The Quivering Tree (11 page)

Read The Quivering Tree Online

Authors: S. T. Haymon

Either way I would have to go. Go to ghastly London, to that ghastly house – I had never seen it, but I knew exactly how it must be. And only a matter of minutes before I had called Chandos House home.

It was! It was!

I dug deep into my blazer pocket to finger the ninepence that was there untouched, and my shilling pocket money. I picked up my last and definitive shopping list from the top of the chest of drawers, crumpled it up and threw it into the wastepaper basket. I wondered fleetingly if, when I telephoned Alfred as promised, I shouldn't tell him what had happened, and decided that I couldn't possibly. For a second or two I thought about my dead father, just long enough to hope he had something interesting on in heaven that morning and so wouldn't be looking down and getting upset about what had happened to me. In case, however, he
was
looking, I put on the best face I could contrive to show how well I was coping with the disaster. Not even crying – at least, not so that you'd notice.

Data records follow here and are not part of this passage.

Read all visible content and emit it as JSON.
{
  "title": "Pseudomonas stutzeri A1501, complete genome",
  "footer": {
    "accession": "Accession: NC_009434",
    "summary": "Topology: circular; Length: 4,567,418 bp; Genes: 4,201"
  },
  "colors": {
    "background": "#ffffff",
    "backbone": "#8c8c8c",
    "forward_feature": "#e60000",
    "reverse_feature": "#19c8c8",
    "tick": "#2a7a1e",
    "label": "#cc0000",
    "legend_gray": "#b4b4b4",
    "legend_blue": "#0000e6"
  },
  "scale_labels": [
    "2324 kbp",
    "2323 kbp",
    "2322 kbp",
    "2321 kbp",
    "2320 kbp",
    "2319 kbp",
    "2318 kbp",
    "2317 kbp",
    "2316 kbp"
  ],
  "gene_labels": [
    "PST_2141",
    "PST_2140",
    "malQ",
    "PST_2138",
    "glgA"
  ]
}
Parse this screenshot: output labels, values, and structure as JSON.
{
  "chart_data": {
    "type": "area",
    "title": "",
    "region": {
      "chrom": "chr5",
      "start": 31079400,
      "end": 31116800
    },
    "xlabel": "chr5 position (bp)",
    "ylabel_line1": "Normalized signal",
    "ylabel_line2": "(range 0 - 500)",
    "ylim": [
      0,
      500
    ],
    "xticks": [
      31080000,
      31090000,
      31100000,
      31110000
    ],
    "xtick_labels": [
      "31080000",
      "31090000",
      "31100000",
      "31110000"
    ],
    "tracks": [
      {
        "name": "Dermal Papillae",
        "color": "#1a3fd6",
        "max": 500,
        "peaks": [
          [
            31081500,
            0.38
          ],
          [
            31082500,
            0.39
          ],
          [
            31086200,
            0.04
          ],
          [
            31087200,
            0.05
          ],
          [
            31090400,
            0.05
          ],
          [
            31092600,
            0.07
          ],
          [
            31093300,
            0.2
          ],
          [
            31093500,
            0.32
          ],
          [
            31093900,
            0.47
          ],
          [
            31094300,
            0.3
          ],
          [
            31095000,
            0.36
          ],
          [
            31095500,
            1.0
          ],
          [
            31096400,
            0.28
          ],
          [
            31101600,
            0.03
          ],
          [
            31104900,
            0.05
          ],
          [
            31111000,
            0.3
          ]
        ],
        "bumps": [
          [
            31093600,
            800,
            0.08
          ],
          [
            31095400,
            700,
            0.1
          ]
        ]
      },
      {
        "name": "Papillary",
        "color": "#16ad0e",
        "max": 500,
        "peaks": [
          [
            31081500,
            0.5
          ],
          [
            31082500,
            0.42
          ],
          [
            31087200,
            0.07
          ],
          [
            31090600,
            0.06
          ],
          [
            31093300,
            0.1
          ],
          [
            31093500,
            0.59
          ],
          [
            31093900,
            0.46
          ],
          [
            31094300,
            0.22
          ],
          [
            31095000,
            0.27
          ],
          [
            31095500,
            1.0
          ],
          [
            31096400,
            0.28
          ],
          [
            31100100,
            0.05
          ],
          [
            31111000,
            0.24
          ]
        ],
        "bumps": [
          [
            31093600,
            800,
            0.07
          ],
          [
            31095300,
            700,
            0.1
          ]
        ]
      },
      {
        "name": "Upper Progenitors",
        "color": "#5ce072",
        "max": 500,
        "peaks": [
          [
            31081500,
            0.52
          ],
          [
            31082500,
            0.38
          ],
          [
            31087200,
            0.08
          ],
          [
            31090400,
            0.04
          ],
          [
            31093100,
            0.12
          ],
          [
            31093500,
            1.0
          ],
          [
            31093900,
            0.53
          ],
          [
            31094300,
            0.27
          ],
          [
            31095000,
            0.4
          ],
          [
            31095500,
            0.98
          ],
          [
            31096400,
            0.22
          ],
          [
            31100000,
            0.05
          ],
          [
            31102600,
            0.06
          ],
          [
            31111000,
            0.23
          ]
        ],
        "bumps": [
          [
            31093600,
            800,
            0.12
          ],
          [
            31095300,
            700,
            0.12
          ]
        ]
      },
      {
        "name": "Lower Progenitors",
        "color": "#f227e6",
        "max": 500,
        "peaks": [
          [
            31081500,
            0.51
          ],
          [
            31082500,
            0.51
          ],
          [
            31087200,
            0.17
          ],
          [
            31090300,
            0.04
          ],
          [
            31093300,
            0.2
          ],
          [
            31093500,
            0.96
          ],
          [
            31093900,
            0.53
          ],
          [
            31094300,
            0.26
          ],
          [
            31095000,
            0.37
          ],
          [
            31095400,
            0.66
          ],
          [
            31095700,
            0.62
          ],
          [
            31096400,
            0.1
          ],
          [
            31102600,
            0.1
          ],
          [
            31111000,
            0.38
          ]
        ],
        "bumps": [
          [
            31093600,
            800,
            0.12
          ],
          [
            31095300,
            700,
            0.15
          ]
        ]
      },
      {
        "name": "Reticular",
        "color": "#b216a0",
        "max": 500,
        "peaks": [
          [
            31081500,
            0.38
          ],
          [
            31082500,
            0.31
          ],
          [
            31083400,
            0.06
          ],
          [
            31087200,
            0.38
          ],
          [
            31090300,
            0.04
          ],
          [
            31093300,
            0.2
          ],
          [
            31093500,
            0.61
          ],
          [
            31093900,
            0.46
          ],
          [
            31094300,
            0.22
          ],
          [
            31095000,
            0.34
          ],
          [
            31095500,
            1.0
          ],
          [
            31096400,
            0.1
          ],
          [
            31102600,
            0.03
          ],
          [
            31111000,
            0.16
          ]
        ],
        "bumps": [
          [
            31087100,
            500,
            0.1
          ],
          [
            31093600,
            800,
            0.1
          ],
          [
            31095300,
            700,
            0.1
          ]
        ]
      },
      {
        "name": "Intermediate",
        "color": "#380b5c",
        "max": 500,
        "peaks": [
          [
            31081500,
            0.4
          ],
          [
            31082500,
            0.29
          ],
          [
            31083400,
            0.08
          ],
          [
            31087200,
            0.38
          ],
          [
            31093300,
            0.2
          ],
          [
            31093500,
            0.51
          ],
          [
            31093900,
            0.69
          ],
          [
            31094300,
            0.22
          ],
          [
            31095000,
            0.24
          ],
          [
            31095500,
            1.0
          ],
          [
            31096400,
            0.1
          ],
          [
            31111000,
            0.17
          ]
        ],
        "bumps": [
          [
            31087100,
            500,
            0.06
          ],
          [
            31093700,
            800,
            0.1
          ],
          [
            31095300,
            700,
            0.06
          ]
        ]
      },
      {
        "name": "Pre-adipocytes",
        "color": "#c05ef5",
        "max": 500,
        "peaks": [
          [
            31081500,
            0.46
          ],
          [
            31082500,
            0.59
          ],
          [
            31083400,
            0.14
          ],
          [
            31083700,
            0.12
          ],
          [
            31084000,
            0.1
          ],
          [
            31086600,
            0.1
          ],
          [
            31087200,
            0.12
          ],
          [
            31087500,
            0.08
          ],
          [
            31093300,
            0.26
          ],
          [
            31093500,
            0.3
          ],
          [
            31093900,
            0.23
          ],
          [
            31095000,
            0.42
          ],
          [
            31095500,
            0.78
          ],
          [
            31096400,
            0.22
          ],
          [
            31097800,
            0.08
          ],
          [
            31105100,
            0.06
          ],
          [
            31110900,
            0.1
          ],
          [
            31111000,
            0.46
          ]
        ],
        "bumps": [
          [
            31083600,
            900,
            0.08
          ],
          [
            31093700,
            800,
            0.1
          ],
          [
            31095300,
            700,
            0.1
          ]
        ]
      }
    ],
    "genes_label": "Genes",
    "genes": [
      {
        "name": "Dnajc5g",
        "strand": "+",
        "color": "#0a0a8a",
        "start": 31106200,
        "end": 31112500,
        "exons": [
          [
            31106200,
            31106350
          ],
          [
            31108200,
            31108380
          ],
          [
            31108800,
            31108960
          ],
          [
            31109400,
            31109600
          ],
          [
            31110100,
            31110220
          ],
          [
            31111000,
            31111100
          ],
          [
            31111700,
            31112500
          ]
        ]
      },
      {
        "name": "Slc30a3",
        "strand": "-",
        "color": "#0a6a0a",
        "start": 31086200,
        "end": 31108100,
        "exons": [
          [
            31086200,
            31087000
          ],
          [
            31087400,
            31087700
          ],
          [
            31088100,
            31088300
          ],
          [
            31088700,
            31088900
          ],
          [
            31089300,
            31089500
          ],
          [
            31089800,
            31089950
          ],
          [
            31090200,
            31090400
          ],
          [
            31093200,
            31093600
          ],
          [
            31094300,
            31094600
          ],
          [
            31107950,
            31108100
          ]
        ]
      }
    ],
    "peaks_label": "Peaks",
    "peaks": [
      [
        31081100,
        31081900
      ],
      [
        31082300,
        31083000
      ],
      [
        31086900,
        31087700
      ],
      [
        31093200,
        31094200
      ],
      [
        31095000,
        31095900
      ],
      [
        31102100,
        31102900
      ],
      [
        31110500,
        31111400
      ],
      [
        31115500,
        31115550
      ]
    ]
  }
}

I went down the road to the call-box at the crossroads and got through to my brother at his office. We spoke for a very short time, not because he was not glad to hear from me – the warm concern in his voice almost broke down my defences – but because Saturday morning was his busiest time of the week. I could hear a blur of noises in the background, phones ringing, typewriters tapping, a richness of living that made me long to be grown up and out in the mainstream instead of timorously on the bank, barely dipping a toe in the water. Alfred took down the number of the box so that he could phone me back and it wouldn't cost me another tuppence, which, in the circumstances, was something to be grateful for. He said he needed to make arrangements as to the best time for picking me up next day, taking me over to the house of Phyllis's parents. There were plans to take a boat out on the Broads – would I like that? Or was there something else I would rather do? When I announced my intention of staying indoors at Chandos House to do schoolwork he sounded quite proud of my conscientiousness but upset that my weekend would contain no fun. The high regard my brother placed on fun was one of the things I loved him for, even if, sometimes, it made me feel that I was the grown-up and he the child.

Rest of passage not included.